The foregoing state of affairs has at least three important corollaries. To be specific, in order to “represent some portion of the real world” (as I put it in the previous section):

  1. Types and relations are both necessary—without types, we would have nothing to talk about; without relations, we couldn’t say anything.

  2. Types and relations are sufficient, as well as necessary—we don’t need anything else, logically speaking. (Well, we do need relvars, in order to reflect the fact that the real world changes over time, but we don’t need them to represent the situation at any given time.)[68]

  3. Types and relations aren’t the same thing. Beware of anyone who tries to pretend they are! In fact, pretending a type is just a special kind of relation is precisely what certain products try to do (though it goes without saying that they don’t usually talk in such terms)—and I hope it’s clear that any product that’s founded on such a logical error is doomed to eventual failure. (As a matter of fact, at least one of the products I have in mind here already has failed.) The products in question aren’t relational products, though; typically, they’re products that support “objects” in the object oriented sense, or products that try somehow to marry such objects and SQL tables. Further details of such products are beyond the scope of this book.

Here’s a slightly more formal perspective on what I’ve been saying. As we’ve seen, a database can be thought of as a collection of true propositions. In fact, a database, together with the operators that apply to the propositions represented in that database (or sets of such propositions, rather), is a logical system. And by “logical system” here, I mean a formal system—like euclidean geometry, for example—that has axioms (“given truths”) and rules of inference by which we can prove theorems (“derived truths”) from those axioms. Indeed, it was Codd’s very great insight, when he invented the relational model back in 1969, that a database (despite the name) isn’t really just a collection of data; rather, it’s a collection of facts, or in other words true propositions. Those propositions—the given ones, that is to say, which are the ones represented by the tuples in the base relvars—are the axioms of the logical system under discussion.
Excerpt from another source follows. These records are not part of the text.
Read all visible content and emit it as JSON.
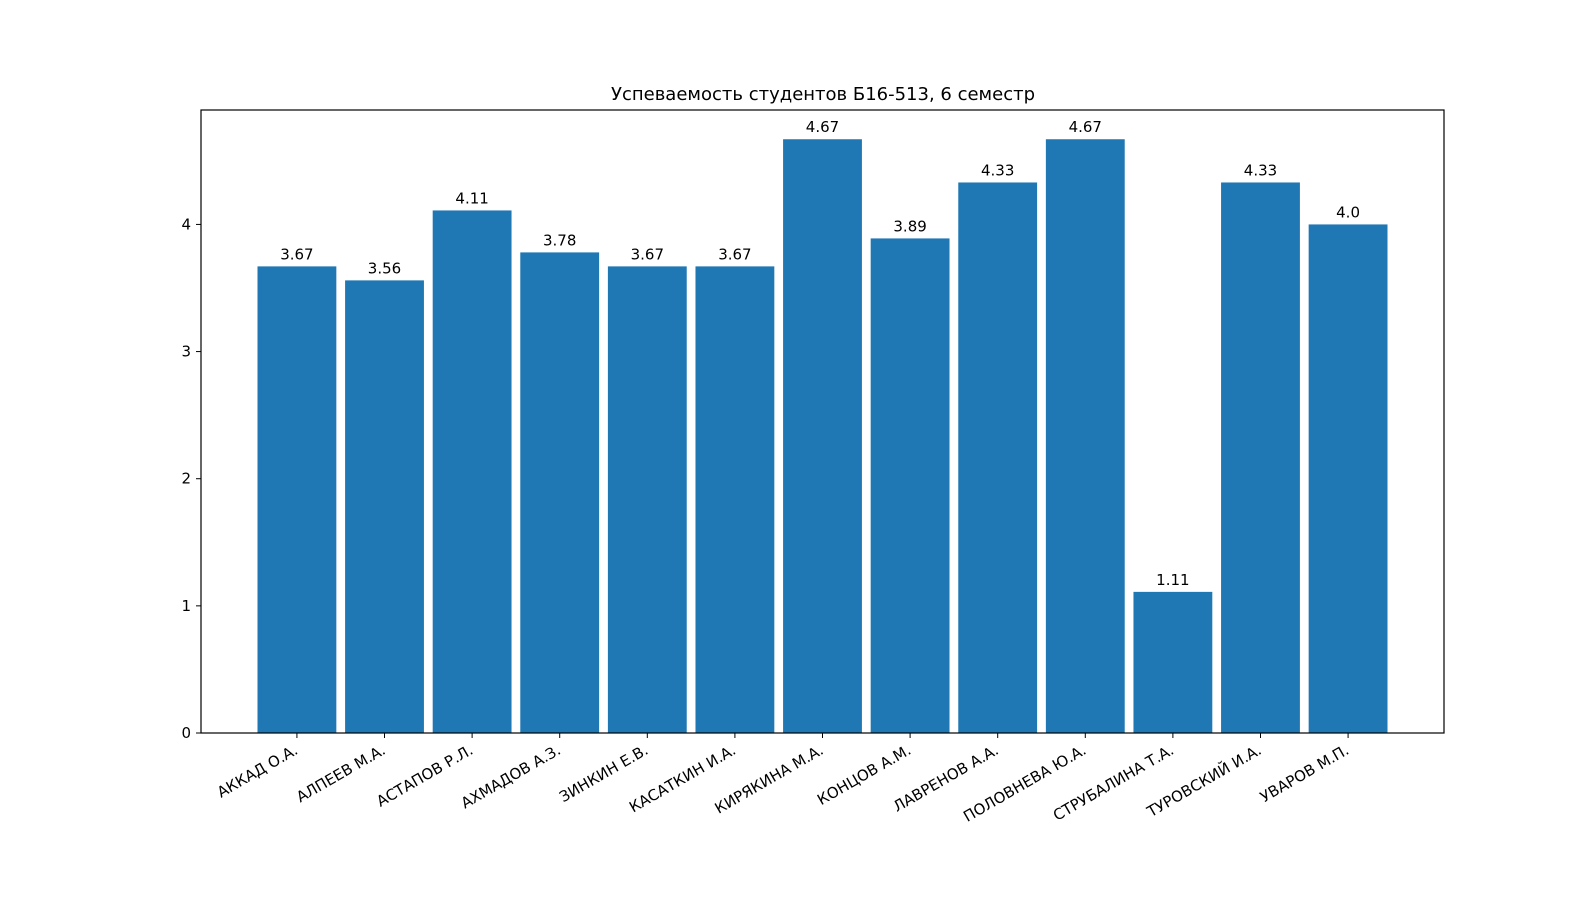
{
  "chart_data": {
    "type": "bar",
    "title": "Успеваемость студентов Б16-513, 6 семестр",
    "xlabel": "",
    "ylabel": "",
    "categories": [
      "АККАД О.А.",
      "АЛПЕЕВ М.А.",
      "АСТАПОВ Р.Л.",
      "АХМАДОВ А.З.",
      "ЗИНКИН Е.В.",
      "КАСАТКИН И.А.",
      "КИРЯКИНА М.А.",
      "КОНЦОВ А.М.",
      "ЛАВРЕНОВ А.А.",
      "ПОЛОВНЕВА Ю.А.",
      "СТРУБАЛИНА Т.А.",
      "ТУРОВСКИЙ И.А.",
      "УВАРОВ М.П."
    ],
    "values": [
      3.67,
      3.56,
      4.11,
      3.78,
      3.67,
      3.67,
      4.67,
      3.89,
      4.33,
      4.67,
      1.11,
      4.33,
      4.0
    ],
    "value_labels": [
      "3.67",
      "3.56",
      "4.11",
      "3.78",
      "3.67",
      "3.67",
      "4.67",
      "3.89",
      "4.33",
      "4.67",
      "1.11",
      "4.33",
      "4.0"
    ],
    "yticks": [
      "0",
      "1",
      "2",
      "3",
      "4"
    ],
    "ylim": [
      0,
      4.9
    ],
    "grid": false,
    "bar_color": "#1f77b4"
  }
}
And the inference rules are essentially the rules by which new propositions can be derived from the given ones; in other words, they’re the rules that tell us how to apply the operators of the relational algebra.[69] Thus, when the system evaluates some relational expression (in particular, when it responds to some query), it’s really deriving new truths from given ones; in effect, it’s proving theorems!

Once we understand the foregoing, we can see that the whole apparatus of formal logic becomes available for use in attacking “the database problem.” In other words, questions such as

  • What should the database look like to the user?
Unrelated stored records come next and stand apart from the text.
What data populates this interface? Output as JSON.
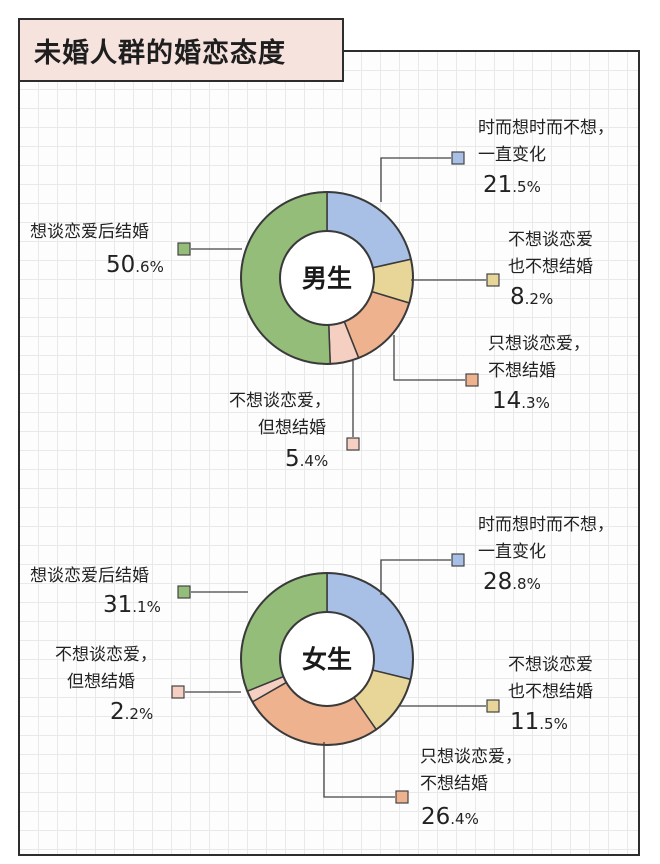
{
  "title": "未婚人群的婚恋态度",
  "colors": {
    "blue": "#a8c0e6",
    "yellow": "#e8d699",
    "orange": "#eeb28f",
    "pink": "#f4cfc2",
    "green": "#93bd79",
    "stroke": "#3a3a3a"
  },
  "chart_data": [
    {
      "type": "pie",
      "center_label": "男生",
      "series": [
        {
          "label": [
            "时而想时而不想，",
            "一直变化"
          ],
          "value": 21.5,
          "color": "blue"
        },
        {
          "label": [
            "不想谈恋爱",
            "也不想结婚"
          ],
          "value": 8.2,
          "color": "yellow"
        },
        {
          "label": [
            "只想谈恋爱，",
            "不想结婚"
          ],
          "value": 14.3,
          "color": "orange"
        },
        {
          "label": [
            "不想谈恋爱，",
            "但想结婚"
          ],
          "value": 5.4,
          "color": "pink"
        },
        {
          "label": [
            "想谈恋爱后结婚"
          ],
          "value": 50.6,
          "color": "green"
        }
      ]
    },
    {
      "type": "pie",
      "center_label": "女生",
      "series": [
        {
          "label": [
            "时而想时而不想，",
            "一直变化"
          ],
          "value": 28.8,
          "color": "blue"
        },
        {
          "label": [
            "不想谈恋爱",
            "也不想结婚"
          ],
          "value": 11.5,
          "color": "yellow"
        },
        {
          "label": [
            "只想谈恋爱，",
            "不想结婚"
          ],
          "value": 26.4,
          "color": "orange"
        },
        {
          "label": [
            "不想谈恋爱，",
            "但想结婚"
          ],
          "value": 2.2,
          "color": "pink"
        },
        {
          "label": [
            "想谈恋爱后结婚"
          ],
          "value": 31.1,
          "color": "green"
        }
      ]
    }
  ]
}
  • What should integrity constraints look like?

  • What should the query language look like?

  • How can we best implement queries?

  • More generally, how can we best evaluate database expressions?

  • How should results be presented to the user?
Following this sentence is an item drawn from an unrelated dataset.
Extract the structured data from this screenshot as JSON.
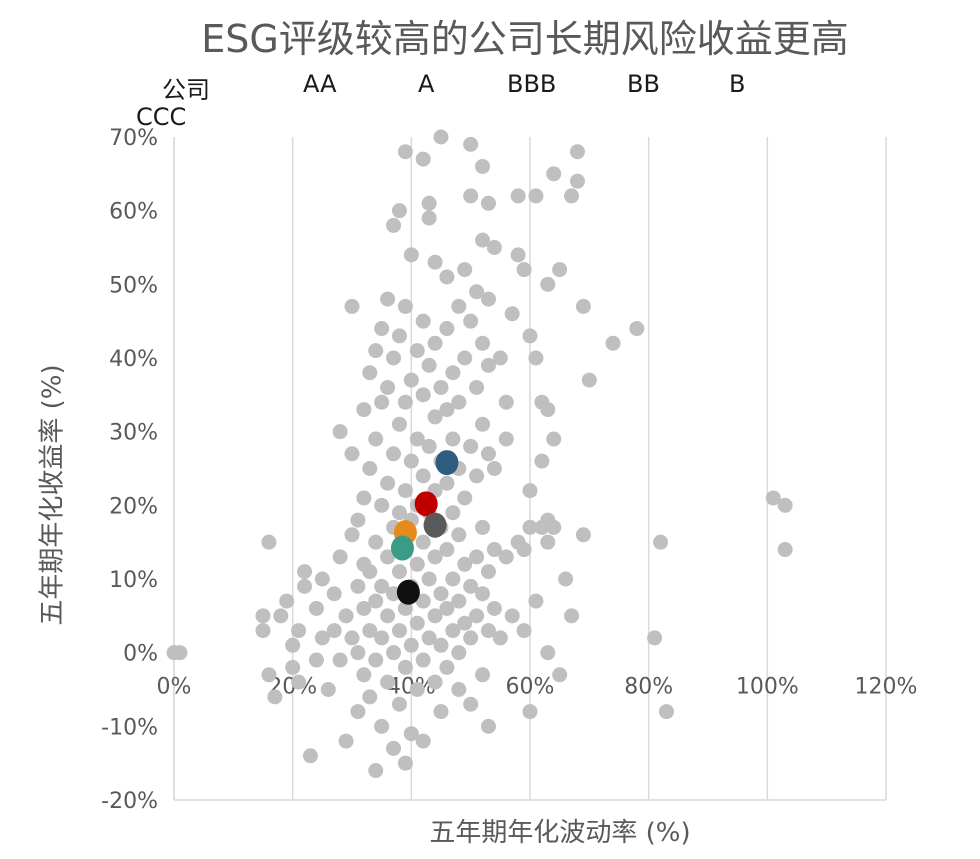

  • How should we design the database in the first place?

(and others like them) all become, in effect, questions in logic that are susceptible to logical treatment and can be given logical answers.

It goes without saying that the relational model supports the foregoing perception very directly—which is why, in my opinion, that model is rock solid, and “right,” and will endure. It’s also why, again in my opinion, other data models are simply not in the same ballpark. Indeed, I seriously question whether those other data models deserve to be called models at all, in the same sense that the relational model does. Certainly most of them are ad hoc to a degree, instead of being firmly founded, as the relational model is, on set theory and predicate logic. I’ll expand on these issues in Appendix A.

[68] When I say types and relations are necessary and sufficient, I am of course talking only about the logical level. Obviously other constructs (pointers, for example) are needed at the physical level, as we all know—but that’s because the design goals are different at that level. The physical level is beyond the purview of the relational model, deliberately.

[69] Or the relational calculus. Either way, it comes to the same thing (see Chapter 10).